Posted by hkarner - 26. Mai 2020

25.05.2020 um 10:26, presse.com

Export, Privatkonsum und Unternehmensinvestitionen brechen in der Coronakrise ein: Die deutsche Wirtschaft rutscht in eine Rezession. Das Bruttoinlandsprodukt (BIP) schrumpfte im ersten Vierteljahr gegenüber dem Vorquartal um 2,2 Prozent, wie das Statistische Bundesamt mitteilte. Die Behörde bestätigte damit erste Daten. Noch schlechter dürfte Ökonomen zufolge das zweite Quartal ausfallen.

Die Schließung zahlreicher Geschäfte ab Mitte März zur Eindämmung der Pandemie bremste den Privatkonsum.

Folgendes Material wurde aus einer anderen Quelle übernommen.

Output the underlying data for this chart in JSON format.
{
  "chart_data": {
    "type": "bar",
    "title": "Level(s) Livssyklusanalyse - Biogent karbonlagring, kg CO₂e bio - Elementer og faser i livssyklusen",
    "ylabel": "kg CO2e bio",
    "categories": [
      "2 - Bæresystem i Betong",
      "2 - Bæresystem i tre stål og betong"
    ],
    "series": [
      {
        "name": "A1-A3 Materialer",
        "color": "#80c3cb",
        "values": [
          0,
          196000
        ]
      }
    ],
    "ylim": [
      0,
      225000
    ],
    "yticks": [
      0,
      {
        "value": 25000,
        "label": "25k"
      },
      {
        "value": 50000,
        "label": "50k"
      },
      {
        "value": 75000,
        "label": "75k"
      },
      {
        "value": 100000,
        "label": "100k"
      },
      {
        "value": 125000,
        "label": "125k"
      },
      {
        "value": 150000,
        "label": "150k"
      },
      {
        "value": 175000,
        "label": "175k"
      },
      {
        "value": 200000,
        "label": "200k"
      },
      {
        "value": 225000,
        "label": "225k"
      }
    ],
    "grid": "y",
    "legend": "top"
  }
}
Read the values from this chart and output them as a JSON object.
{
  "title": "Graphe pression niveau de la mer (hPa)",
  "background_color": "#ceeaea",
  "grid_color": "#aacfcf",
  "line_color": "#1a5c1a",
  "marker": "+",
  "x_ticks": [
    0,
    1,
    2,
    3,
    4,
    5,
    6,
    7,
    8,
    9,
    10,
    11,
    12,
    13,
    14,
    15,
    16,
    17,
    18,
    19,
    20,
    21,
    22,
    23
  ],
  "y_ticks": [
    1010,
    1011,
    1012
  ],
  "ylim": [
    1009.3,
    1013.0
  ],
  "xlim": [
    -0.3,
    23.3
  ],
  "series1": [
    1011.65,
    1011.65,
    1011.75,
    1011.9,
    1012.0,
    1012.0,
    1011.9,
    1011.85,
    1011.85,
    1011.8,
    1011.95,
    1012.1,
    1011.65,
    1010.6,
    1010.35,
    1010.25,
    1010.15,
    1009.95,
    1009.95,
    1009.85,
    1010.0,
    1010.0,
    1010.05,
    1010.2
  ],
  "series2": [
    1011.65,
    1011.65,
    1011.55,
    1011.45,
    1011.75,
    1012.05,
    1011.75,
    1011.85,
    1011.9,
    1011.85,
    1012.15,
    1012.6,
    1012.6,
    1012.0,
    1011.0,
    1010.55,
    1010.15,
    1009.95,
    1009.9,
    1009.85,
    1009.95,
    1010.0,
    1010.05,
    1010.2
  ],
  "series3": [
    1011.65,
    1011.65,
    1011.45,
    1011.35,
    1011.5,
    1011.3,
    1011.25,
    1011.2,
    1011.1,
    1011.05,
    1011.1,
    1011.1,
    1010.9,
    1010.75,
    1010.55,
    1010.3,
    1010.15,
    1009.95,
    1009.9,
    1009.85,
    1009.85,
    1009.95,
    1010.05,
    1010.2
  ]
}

Die Konsumausgaben der Verbraucher brachen im ersten Vierteljahr um 3,2 Prozent gegenüber dem Vorquartal ein. Der Privatkonsum ist eine wichtige Stütze der deutschen Konjunktur und macht gut die Hälfte der gesamten Wirtschaftsleistung aus. Der Export von Waren und Dienstleistungen verringerte sich im ersten Quartal um 3,1 Prozent.

Den Rest des Beitrags lesen »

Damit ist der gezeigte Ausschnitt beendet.